At this point, taking digs at the competition is practically baked into T-Mobile’s identity as a company — even down to the way it refers to itself as the Un-carrier. So it should probably come as no surprise that when the company’s idiosyncratic CEO John Legere unveils his predictions for 2019, as he’s done today, they’re dominated in large measure by the shots they take at rivals like Verizon and AT&T.
As part of his top 10 predictions for the year ahead (which he shares here), Legere arguably serves up his most biting indictment when blasting the cable TV industry — an industry that T-Mobile hopes to disrupt with its cable TV offering it had hinted was coming this year, but which now most certainly appears set for a 2019 launch.
At the end of each year, I make BOLD predictions on what the next year will bring… and I’ve got a pretty decent track record 😉
2019 will be a HUGE year for wireless, so without further ado… 🥁 Drumroll please.. https://t.co/9HeYNYv44L
— John Legere (@JohnLegere) December 27, 2018
It stems from T-Mobile’s acquisition of Layer3 TV for $325 million in 2017, a buy that the Un-carrier said would help it become a cable player. And along those lines, Legere promises in his blog post that “In 2019, we’ll take our first steps to take on another stupid, broken, arrogant industry — maybe the stupidest, brokenest, arrogantest industry of all: Cable and satellite TV.”
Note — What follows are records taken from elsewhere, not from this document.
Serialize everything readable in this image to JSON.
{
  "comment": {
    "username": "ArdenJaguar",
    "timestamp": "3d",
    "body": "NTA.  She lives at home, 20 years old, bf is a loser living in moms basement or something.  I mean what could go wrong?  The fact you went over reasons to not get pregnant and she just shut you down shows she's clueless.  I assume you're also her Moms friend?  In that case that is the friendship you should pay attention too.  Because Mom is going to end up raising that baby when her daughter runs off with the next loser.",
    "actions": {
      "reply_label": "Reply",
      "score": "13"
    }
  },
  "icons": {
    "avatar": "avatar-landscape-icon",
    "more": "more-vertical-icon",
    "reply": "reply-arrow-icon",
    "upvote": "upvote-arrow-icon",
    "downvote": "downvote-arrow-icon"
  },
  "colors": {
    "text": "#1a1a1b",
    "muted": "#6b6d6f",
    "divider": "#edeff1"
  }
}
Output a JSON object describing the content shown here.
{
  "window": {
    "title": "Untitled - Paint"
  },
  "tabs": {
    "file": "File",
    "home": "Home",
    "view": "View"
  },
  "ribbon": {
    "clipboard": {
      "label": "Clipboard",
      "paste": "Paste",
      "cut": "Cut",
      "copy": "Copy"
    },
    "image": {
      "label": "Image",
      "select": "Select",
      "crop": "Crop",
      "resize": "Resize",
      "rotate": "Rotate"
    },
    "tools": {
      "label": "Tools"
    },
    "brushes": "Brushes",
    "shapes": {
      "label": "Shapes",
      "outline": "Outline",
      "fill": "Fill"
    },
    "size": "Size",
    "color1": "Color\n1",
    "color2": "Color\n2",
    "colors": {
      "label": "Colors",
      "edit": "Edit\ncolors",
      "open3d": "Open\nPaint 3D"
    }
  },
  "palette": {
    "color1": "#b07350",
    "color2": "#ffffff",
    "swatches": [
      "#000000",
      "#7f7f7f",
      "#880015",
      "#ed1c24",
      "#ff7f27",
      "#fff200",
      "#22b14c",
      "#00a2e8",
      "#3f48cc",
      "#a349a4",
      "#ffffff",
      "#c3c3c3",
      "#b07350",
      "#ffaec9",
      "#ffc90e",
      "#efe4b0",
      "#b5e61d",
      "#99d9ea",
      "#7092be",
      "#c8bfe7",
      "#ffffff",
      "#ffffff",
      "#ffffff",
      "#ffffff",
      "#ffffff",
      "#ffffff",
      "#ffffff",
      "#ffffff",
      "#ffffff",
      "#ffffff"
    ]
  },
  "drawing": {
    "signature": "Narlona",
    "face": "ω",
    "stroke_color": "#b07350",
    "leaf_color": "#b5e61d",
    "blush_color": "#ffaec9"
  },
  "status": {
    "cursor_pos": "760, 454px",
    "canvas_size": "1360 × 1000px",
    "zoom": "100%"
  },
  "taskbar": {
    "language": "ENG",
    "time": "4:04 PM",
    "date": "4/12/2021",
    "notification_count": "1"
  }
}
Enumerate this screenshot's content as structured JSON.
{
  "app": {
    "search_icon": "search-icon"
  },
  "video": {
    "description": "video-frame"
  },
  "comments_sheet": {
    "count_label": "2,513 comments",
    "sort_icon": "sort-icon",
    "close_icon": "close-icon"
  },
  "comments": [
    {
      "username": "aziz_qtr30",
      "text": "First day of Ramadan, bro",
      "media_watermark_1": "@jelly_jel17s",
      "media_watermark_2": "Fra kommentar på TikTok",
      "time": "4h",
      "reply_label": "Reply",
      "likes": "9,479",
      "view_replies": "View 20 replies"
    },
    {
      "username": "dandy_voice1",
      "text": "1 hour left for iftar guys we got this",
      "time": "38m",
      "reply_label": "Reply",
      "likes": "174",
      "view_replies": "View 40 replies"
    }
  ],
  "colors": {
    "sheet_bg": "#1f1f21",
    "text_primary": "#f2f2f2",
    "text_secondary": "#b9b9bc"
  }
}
He didn’t include any details about the service or specifics around timing, but he crowed that the cable TV industry is poised for another record bad year. One that he hopes his company’s new service can help exacerbate.
“The Cableopoly doesn’t know how to treat customers or how to compete,” Legere writes. “And when they face competition, things will go to hell. That’s what will start to happen to Big Cable in 2019. You thought the Q3 TV subscriber loss was massive? Just wait. Once consumers have real choices — for both TV and home broadband, we’ll start to see cable businesses *really* erode.”
Legere thinks Verizon will sell its troubled Oath subsidiary that includes digital assets like AOL and Yahoo. He also says carriers like Verizon and AT&T will offer 5G service — just with tons of exceptions and gaps in coverage.
It’s a typically feisty take on the industry from T-Mobile’s typically feisty chief executive, one who has a colorful Twitter presence and who also said today he’s “optimistic” that the approval of the T-Mobile and Sprint merger will pass regulatory muster next year.
Legere doesn’t have a perfect record, as far as his predictions go. But then again, who would, right? In the past, for example, he’s forecast the collapse of Dish Network, which of course didn’t come to pass. But he also correctly called the failure of Verizon’s video service Go90, so there’s that.